Most Americans Still See American Dream As Achievable

Authored by Mohamed Younis of Gallup.com

  • Nearly three in 10 (29%) view the American dream as unattainable
  • Republicans are more likely than Democrats to say American dream is achievable
  • Younger women among the most likely to view American dream as unattainable

While most Americans, 70%, continue to view the American dream as personally achievable, 29% tell Gallup that even by working hard and playing by the rules, the American dream is unattainable for them. The latter figure represents a slight increase from 25% in 2009, when Gallup last asked Americans this question.

However, this nationwide outlook masks important disparities in the perceptions of various groups across the country. Women aged 18 to 49, for example, are significantly more likely than older women -- and men in all age groups -- to say that even by working hard and playing by the rules, the American dream is unattainable for them in their lifetime.
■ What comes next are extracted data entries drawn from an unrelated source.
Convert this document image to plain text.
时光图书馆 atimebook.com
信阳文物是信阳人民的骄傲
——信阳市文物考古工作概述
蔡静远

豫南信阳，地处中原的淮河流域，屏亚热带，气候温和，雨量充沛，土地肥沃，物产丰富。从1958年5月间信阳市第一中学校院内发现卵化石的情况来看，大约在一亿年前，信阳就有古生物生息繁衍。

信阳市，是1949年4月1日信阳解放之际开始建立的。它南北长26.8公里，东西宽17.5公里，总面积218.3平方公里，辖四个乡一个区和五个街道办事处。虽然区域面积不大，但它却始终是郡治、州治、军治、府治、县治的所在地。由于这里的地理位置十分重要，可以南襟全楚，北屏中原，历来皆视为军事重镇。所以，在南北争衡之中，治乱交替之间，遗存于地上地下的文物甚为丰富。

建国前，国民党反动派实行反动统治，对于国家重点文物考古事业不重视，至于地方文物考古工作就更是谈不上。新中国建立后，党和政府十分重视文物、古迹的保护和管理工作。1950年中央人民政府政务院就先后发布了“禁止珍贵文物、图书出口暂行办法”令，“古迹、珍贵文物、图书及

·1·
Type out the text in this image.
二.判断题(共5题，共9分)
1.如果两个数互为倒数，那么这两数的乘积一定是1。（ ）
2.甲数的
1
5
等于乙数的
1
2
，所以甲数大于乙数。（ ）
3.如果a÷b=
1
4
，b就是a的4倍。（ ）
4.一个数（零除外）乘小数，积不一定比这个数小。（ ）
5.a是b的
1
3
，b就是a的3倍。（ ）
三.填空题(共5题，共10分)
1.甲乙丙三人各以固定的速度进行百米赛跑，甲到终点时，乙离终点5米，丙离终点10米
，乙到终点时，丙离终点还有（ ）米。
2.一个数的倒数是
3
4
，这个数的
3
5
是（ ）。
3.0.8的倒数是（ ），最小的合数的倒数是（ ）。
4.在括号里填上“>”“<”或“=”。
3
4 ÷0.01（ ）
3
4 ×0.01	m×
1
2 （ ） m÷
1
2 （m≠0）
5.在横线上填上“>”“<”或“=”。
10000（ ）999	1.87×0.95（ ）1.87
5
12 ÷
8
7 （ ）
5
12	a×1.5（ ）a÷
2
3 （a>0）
Earlier this year, Gallup reported a record-low percentage of women feeling satisfied with how women are treated in the U.S. Younger women were especially pessimistic about the treatment of women.

As might be expected, those in higher-income households are more likely to view the American dream as achievable -- with 80% of those living in households earning $100,000 or more holding this view. Sixty-one percent of those in households making less than $40,000 agree, while 37% in this group describe the American dream as unattainable for them.

Democrats Less Likely to View American Dream as Achievable

Democrats are less likely than Republicans to describe the American dream as achievable, a pattern also seen when Gallup previously asked this in March 2009, at the start of Barack Obama's presidency. However, the gap has widened, with nearly four in 10 Democrats now saying the American dream is unattainable for them, up from 29% back then.

A similarly sized improvement in Republican perceptions of the attainability of the American dream took place after President Donald Trump was elected. It is important to note that the 2009 poll took place under a Democratic presidency. Yet unlike other metrics more prone to partisan swings from one party-led administration to another, there seems to be less of a partisan swing among Americans on this question.

Majority Expect Youth to Live Better Lives Than Parents

Consistent with their views on the achievability of the American dream, most U.S. adults (60%) say it is very or somewhat likely that today's youth will have a better life than their parents did.

About four in 10 (39%) describe such an outcome as very or somewhat unlikely.

Views on opportunities for future generations grew relatively dim during the peak-unemployment years after the Great Recession. In 2011 and 2012, less than half of Americans (44% and 49%, respectively) said it was likely that younger Americans would have better lives than their parents, reflecting the economic pain felt by many during this period.

Implications

Most U.S. adults still view the American dream as achievable in their lifetime. However, a significant percentage say it is unattainable and think that today's young people will not have better lives than their parents did. Perhaps most troubling is the relatively higher rate of young women across the country who describe the American dream as unattainable, placing them apart from older women and men in general. This disparity coincides with other assessments of life in America, in which women have less positive views than men on the treatment of women in society -- as well as whether women are treated with respect and dignity in the U.S.

The growing partisan gap in perceptions of the attainability of the American dream coincides with a noticeable decline over the past two years (since Trump was elected) in Democrats saying they are extremely proud to be American. Similar to their more positive views on the attainability of the American dream, Republicans were also more likely than Democrats in that poll to express extreme pride in being American.

While Democrats are increasingly less likely than Republicans to say the American dream is achievable, this could simply be a reaction to the current administration. It remains to be seen whether views on the American dream have become as subject to partisan swings as other metrics Gallup tracks, such as assessments of the economy. In 2009, Republicans were not less likely than Democrats to view the American dream as unattainable, even under the Democratic Obama administration.